Here’s what I’ve read so far:

Jane Austen, Emma

This may be the greatest English novel ever written because of its absolute formal control and incisively drawn storyworld. Every paragraph seems perfectly balanced. Bridgerton— which clearly draws from Austen’s masterwork–  appears garish and jejune in comparison.

Christopher Priest, The Glamour

I wish I’d encountered Priest earlier in my life. In this psychological thriller he reaches to the roots of the concept of glamour as a form of magic– a hidden aspect of the term’s contemporary usage we would do well to understand.
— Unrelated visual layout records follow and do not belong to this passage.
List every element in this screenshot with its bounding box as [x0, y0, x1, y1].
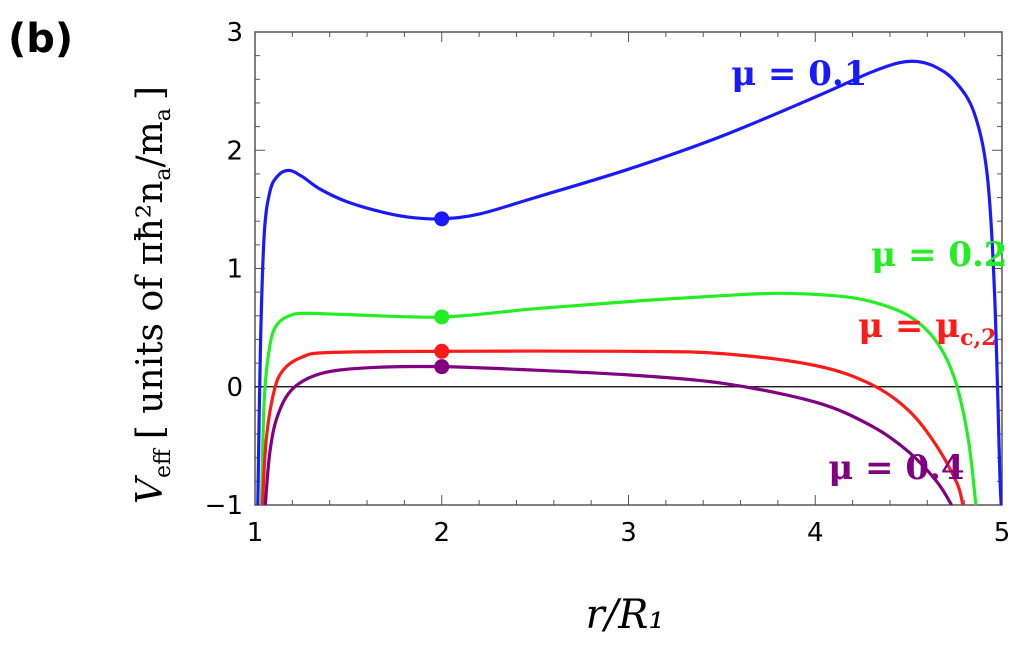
- series-label-1: μ = 0.1: [731, 54, 867, 94]
- y-tick-label: 0: [226, 373, 243, 403]
- y-axis-label: Veff[ units of πħ²na/ma]: [130, 86, 176, 504]
- series-marker-1: [434, 211, 450, 227]
- y-tick-label: 1: [226, 255, 243, 285]
- y-label-units-tail: /m: [130, 121, 171, 167]
- series-marker-3: [434, 343, 450, 359]
- series-marker-4: [434, 359, 450, 375]
- panel-label: (b): [8, 16, 73, 62]
- y-tick-label: 3: [226, 18, 243, 48]
- y-label-main: V: [130, 474, 171, 504]
- series-marker-2: [434, 309, 450, 325]
- y-tick-label: 2: [226, 136, 243, 166]
- y-label-units-tail-sub: a: [151, 108, 176, 121]
- series-label-3: μ = μc,2: [858, 306, 996, 351]
- series-layer: μ = 0.1 μ = 0.2 μ = μc,2 μ = 0.4: [256, 54, 1007, 505]
- y-tick-label: −1: [205, 491, 243, 521]
- x-tick-label: 3: [620, 518, 637, 548]
- y-label-close: ]: [130, 86, 171, 100]
- y-label-units-sub: a: [151, 167, 176, 180]
- x-tick-label: 4: [807, 518, 824, 548]
- series-line-4: [263, 364, 953, 505]
- series-line-1: [256, 59, 1002, 505]
- x-tick-label: 2: [433, 518, 450, 548]
- series-line-2: [259, 291, 978, 505]
- series-label-2: μ = 0.2: [871, 235, 1007, 275]
- x-tick-label: 1: [247, 518, 264, 548]
- y-label-sub: eff: [151, 448, 176, 478]
- svg-text:Veff[ units of πħ²na/ma]: Veff[ units of πħ²na/ma]: [130, 86, 176, 504]
- x-tick-label: 5: [994, 518, 1011, 548]
- series-line-3: [260, 349, 965, 505]
- y-label-units: [ units of πħ²n: [130, 181, 171, 440]
- tick-labels: 1 2 3 4 5 −1 0 1 2 3: [205, 18, 1011, 548]
- x-axis-label: r/R₁: [586, 592, 665, 638]
- series-label-4: μ = 0.4: [828, 448, 964, 488]
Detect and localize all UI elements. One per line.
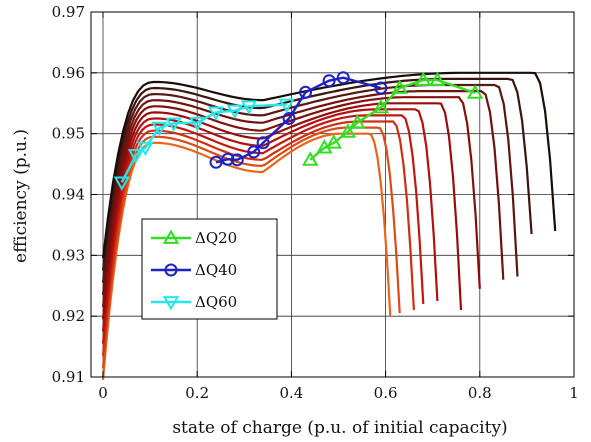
legend-label: ΔQ60 (195, 293, 237, 311)
series-marker (127, 149, 145, 164)
series-marker (113, 176, 131, 191)
legend: ΔQ20 ΔQ40 ΔQ60 (141, 218, 278, 320)
series-marker (372, 98, 390, 114)
efficiency-curve (101, 77, 533, 271)
legend-marker (164, 263, 178, 277)
x-tick-label: 0.6 (374, 384, 398, 402)
x-axis-title: state of charge (p.u. of initial capacit… (172, 418, 507, 438)
efficiency-curve (101, 120, 415, 356)
y-tick-label: 0.91 (52, 368, 85, 386)
x-tick-label: 0 (98, 384, 108, 402)
series-marker (165, 117, 182, 132)
efficiency-curves (101, 71, 557, 381)
series-marker (240, 100, 258, 115)
series-marker (151, 121, 168, 137)
series-marker (322, 74, 336, 88)
series-marker (339, 123, 357, 138)
series-marker (302, 151, 319, 166)
axis-ticks: 0 0.2 0.4 0.6 0.8 1 0.91 0.92 0.93 0.94 0.95 0.96 0.… (52, 3, 579, 402)
series-marker (247, 145, 261, 159)
legend-label: ΔQ20 (195, 229, 237, 247)
legend-marker (162, 296, 180, 311)
series-marker (415, 71, 432, 87)
legend-marker (162, 229, 180, 244)
x-tick-label: 0.2 (185, 384, 209, 402)
efficiency-curve (101, 102, 463, 320)
series-marker (221, 152, 235, 166)
series-marker (278, 98, 295, 113)
series-marker (374, 81, 388, 95)
series-marker (256, 136, 270, 150)
series-marker (336, 71, 350, 85)
legend-label: ΔQ40 (195, 261, 237, 279)
series-marker (230, 153, 244, 167)
series-marker (429, 71, 446, 87)
x-tick-label: 0.8 (468, 384, 492, 402)
efficiency-curve (101, 89, 505, 296)
efficiency-curve (101, 96, 481, 308)
series-marker (299, 85, 313, 99)
series-marker (188, 116, 206, 132)
series-marker (209, 155, 223, 169)
y-tick-label: 0.96 (52, 64, 85, 82)
series-marker (137, 141, 154, 157)
y-tick-label: 0.94 (52, 186, 85, 204)
series-marker (325, 134, 343, 149)
series-marker (391, 79, 408, 94)
y-tick-label: 0.95 (52, 125, 85, 143)
series-marker (466, 84, 484, 99)
data-series (113, 71, 484, 191)
x-tick-label: 0.4 (279, 384, 303, 402)
series-marker (226, 104, 244, 120)
y-tick-label: 0.93 (52, 246, 85, 264)
series-marker (282, 111, 296, 125)
y-tick-label: 0.92 (52, 307, 85, 325)
series-marker (207, 106, 225, 121)
series-marker (349, 114, 366, 129)
efficiency-curve (101, 108, 439, 332)
y-axis-title: efficiency (p.u.) (11, 129, 31, 263)
y-tick-label: 0.97 (52, 3, 85, 21)
x-tick-label: 1 (569, 384, 579, 402)
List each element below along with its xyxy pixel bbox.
Patrick Hoffman, The White Van

This is a cracking debut crime novel that exhibits a deep familiarity with San Francisco’s geography.

 

In the Earth (2021)

This bizarre, low budget folk/eco horror film from Ben Wheatley (High-Rise, A Field in England, etc.) features Joel Fry (Plebs, W1A, etc.) as Martin Lowery, a scientist sent to a an oddly over-fecund forest during a global pandemic. Once there he discovers that the forest– elevated to legend in local folklore– possesses some form of agency, even, apparently, conscripting people into its inscrutable designs.
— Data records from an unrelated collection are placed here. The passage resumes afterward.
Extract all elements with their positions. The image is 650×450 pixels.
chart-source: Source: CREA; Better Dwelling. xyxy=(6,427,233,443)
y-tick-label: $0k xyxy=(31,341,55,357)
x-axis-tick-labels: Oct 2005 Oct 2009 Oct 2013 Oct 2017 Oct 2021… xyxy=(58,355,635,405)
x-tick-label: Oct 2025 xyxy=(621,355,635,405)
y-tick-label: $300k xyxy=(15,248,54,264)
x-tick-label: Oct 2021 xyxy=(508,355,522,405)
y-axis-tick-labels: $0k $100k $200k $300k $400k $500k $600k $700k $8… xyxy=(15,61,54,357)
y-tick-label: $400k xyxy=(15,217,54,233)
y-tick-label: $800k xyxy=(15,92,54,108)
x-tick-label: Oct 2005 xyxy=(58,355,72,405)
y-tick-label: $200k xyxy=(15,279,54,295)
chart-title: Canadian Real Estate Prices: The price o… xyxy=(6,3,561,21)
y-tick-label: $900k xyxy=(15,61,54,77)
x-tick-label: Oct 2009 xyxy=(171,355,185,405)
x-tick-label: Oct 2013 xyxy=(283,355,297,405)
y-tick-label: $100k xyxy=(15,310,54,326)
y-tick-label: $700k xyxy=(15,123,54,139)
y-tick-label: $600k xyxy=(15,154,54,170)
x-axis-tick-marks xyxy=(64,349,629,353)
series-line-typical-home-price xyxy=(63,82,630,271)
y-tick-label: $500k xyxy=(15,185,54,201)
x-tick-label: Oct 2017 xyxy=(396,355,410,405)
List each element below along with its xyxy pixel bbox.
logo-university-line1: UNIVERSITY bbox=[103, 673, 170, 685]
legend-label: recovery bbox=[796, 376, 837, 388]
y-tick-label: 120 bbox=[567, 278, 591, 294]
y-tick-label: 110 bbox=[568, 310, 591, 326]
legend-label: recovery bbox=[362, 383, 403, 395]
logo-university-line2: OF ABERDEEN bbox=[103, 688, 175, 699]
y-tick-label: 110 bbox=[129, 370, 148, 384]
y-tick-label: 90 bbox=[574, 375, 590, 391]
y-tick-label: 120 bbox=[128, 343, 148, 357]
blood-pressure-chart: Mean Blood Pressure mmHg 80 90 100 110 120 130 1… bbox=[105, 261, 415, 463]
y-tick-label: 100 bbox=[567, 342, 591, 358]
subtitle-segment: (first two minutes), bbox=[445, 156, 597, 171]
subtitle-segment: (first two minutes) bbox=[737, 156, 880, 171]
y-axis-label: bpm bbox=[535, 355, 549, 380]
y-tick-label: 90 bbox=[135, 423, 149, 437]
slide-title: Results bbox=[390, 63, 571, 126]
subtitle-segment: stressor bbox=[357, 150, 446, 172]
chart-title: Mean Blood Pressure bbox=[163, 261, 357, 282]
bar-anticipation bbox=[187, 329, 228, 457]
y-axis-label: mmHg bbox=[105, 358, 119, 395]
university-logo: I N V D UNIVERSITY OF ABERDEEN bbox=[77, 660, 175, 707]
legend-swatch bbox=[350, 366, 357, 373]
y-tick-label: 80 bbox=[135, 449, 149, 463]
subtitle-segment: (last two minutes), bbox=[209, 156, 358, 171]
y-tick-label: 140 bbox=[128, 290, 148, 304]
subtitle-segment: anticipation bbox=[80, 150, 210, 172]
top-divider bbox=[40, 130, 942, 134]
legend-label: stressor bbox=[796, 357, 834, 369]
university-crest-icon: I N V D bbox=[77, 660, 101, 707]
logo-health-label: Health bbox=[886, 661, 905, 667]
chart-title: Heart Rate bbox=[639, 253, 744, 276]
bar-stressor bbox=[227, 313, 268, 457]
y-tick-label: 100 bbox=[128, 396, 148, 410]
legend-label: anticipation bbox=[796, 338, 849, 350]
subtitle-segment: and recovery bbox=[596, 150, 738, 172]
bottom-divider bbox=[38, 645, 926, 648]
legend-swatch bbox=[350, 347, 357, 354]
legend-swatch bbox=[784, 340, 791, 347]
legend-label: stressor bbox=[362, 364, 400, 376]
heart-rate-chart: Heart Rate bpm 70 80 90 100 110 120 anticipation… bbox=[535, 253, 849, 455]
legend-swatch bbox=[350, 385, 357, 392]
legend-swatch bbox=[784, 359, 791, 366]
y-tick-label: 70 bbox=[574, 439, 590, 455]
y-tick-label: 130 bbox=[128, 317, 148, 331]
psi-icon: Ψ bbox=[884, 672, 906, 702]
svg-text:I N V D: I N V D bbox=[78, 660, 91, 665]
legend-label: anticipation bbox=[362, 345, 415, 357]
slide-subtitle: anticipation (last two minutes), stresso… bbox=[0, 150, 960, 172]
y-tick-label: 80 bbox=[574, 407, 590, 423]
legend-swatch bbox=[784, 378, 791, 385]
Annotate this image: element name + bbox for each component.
As part of its efforts to represent non-human intelligence the film’s narrative structure shatters into image-shards, a stroboscopic montage that undercuts the kind of story-logic we tend to automatically seek in film. It’s this kind of formalism– which is really an effort to surpass conventional cinematic storytelling– which supports Wheatley’s ultimate project. The natural world speaks in a sense– it possesses a symbolic register– but its language is utterly incommensurate with our own. In this regard the film’s diegetic sound– in particular the crackle and whisper of vegetable life– provides a powerful complement to its most striking visual images.